How do you and your colleagues define operational excellence at Right to Care?

The philosophic approach of Right to Care is that a non-profit organization must be flexible, responsive, and innovative to provide quality care and prevention interventions within a framework of high standards of fund accountability and monitoring evaluation. 

Operational excellence is a common thread throughout the organization that is driven by its leadership. Within finance, we strive to ensure that the programmatic departments that are target driven based on donor requirements are supported enough in ensuring that our internal service delivery approaches result in a more efficient program department.

This year, you’ll be presenting at the InsideNGO Annual Conference on the topic “The Future of Finance.” How about a little preview of what you’ll be sharing?

I am one of the panelists, and I’ll be looking at this topic from a second/third world country view. South Africa is a country with diversity and complexity, as it matures from the effects of apartheid. The country currently has an unemployment rate of 26.5% and a forecast economic growth rate of 1.3 percent, with actual growth at -0.3 percent. Given this context, I’ll be looking at how a finance department evolves—as it could and should with the vast availability of new technology that automates manual finance processes—while still ensuring the continued employment of its skilled workforce.

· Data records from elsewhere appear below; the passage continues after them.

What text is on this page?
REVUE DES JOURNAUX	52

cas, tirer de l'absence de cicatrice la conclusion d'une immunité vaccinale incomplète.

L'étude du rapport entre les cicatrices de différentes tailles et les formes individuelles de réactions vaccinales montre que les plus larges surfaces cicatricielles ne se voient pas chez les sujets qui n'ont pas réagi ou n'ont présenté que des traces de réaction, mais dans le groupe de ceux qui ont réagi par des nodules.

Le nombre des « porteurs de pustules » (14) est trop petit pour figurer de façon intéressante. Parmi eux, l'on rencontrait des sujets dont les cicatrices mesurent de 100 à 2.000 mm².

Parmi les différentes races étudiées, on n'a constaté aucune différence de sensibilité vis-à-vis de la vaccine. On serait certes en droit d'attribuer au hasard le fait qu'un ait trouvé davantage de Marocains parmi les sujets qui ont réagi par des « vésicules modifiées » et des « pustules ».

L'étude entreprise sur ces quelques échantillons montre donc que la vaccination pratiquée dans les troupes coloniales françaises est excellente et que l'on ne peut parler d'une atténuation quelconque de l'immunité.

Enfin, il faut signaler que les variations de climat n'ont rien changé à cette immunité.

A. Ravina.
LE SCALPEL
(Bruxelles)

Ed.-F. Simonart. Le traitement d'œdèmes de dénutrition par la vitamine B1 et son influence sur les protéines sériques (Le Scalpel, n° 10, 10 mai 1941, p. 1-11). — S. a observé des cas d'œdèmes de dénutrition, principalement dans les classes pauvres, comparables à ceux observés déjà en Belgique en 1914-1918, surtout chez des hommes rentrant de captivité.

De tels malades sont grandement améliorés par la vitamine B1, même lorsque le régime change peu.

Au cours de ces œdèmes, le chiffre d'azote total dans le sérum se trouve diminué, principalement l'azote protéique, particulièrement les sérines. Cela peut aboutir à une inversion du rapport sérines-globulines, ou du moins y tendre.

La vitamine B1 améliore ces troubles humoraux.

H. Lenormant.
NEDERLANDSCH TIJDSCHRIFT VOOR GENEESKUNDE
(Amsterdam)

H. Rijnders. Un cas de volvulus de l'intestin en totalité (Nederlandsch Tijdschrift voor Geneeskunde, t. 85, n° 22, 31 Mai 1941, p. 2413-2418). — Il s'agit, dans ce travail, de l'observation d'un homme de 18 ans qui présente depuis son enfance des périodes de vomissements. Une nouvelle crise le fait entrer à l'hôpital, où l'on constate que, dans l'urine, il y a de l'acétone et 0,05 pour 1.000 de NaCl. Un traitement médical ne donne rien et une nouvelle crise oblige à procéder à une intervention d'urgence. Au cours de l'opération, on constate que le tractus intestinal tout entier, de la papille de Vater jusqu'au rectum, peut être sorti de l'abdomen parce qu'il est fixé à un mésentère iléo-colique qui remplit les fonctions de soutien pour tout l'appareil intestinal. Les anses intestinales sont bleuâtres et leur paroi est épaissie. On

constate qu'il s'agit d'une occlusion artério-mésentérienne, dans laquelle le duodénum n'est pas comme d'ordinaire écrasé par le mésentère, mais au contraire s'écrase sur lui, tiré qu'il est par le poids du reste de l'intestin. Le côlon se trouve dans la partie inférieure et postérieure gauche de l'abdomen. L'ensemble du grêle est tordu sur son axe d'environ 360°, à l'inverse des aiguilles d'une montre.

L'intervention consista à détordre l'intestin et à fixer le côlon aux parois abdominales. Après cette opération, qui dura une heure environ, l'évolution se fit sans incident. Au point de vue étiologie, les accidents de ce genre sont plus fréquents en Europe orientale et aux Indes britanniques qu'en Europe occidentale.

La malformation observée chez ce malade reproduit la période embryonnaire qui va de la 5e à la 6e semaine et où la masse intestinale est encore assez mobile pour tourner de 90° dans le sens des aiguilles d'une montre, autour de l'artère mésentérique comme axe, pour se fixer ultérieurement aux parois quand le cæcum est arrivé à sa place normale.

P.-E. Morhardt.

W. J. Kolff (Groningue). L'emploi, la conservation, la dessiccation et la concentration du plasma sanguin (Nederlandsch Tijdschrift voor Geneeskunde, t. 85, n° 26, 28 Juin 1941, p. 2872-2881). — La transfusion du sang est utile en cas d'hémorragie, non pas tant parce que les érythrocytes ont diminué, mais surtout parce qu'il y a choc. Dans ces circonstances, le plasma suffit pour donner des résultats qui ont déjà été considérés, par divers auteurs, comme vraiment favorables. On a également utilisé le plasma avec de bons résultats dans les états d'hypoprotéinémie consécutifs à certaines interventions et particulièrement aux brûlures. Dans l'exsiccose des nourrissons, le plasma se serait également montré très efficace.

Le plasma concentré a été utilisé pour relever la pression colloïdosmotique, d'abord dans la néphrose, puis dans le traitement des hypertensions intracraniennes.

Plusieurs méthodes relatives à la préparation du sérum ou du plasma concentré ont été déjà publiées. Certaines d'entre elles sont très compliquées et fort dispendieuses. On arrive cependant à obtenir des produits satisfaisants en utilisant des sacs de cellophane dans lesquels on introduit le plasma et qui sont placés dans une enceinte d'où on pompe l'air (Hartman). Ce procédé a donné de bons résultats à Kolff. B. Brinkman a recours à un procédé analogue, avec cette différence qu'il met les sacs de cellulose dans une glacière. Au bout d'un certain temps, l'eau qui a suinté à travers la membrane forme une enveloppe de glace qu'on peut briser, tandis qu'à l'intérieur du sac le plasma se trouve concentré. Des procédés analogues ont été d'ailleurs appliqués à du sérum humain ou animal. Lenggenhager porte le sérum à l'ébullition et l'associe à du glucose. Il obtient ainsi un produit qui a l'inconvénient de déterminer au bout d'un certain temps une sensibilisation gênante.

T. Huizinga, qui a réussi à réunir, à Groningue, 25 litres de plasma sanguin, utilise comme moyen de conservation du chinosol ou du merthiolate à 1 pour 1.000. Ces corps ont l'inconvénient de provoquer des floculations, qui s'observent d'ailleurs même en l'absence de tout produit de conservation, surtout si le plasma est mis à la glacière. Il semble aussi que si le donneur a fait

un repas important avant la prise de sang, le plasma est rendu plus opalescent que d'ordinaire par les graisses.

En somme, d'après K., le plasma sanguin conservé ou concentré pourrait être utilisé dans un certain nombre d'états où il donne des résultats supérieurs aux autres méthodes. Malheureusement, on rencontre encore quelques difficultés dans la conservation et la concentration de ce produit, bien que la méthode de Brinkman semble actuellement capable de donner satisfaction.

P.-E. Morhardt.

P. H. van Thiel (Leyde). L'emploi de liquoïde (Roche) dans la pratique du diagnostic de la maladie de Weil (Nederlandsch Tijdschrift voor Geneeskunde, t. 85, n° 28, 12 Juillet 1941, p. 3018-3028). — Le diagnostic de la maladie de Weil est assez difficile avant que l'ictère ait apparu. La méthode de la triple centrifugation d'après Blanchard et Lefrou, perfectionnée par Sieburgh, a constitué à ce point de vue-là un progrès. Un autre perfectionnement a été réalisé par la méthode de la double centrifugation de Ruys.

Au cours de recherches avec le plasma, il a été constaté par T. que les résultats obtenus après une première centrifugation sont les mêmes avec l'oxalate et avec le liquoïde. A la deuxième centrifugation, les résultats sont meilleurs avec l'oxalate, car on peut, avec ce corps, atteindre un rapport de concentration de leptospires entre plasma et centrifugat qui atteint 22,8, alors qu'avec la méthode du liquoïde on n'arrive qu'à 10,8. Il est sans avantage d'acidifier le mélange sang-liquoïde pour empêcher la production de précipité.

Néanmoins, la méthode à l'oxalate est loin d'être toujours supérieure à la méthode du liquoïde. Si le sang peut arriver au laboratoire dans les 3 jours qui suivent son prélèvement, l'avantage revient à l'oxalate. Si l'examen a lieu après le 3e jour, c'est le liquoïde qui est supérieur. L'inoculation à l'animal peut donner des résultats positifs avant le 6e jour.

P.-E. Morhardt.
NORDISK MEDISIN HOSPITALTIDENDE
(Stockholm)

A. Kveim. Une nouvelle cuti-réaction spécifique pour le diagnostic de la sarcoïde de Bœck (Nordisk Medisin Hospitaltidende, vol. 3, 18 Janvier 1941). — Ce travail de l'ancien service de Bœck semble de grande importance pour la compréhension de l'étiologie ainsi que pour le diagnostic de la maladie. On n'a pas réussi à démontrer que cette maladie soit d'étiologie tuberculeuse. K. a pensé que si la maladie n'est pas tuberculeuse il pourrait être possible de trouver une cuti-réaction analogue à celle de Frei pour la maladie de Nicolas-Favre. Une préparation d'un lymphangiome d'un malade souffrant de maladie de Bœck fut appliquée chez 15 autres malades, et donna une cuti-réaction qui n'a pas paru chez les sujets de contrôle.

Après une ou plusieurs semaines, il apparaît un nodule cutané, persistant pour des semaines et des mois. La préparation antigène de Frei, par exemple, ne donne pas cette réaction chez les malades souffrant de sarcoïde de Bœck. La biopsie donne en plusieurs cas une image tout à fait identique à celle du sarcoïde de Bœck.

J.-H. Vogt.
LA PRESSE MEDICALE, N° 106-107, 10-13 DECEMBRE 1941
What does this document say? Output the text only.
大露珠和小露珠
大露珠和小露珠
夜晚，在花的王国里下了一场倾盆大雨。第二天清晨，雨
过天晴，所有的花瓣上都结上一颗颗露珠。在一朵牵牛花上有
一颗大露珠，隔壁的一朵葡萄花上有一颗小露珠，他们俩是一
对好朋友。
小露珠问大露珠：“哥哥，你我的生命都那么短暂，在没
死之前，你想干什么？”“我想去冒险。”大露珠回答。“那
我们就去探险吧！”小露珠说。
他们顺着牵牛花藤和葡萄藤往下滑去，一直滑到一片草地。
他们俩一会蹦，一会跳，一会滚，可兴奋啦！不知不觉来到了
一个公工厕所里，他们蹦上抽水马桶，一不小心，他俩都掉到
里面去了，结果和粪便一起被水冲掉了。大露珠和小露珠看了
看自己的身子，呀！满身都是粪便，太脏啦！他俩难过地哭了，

What do you perceive as the value of InsideNGO membership for you and your team?

Within finance, I am currently updated with changes in USAID Rules and Regulations and with changes in the donor environment. Membership also provides me with access to a pool of electronic resources as well support from the InsideNGO Member Community, which enables me to be a more equipped leader. The webinars, courses, workshops, and forums are exceptionally well received by finance teams within the organization.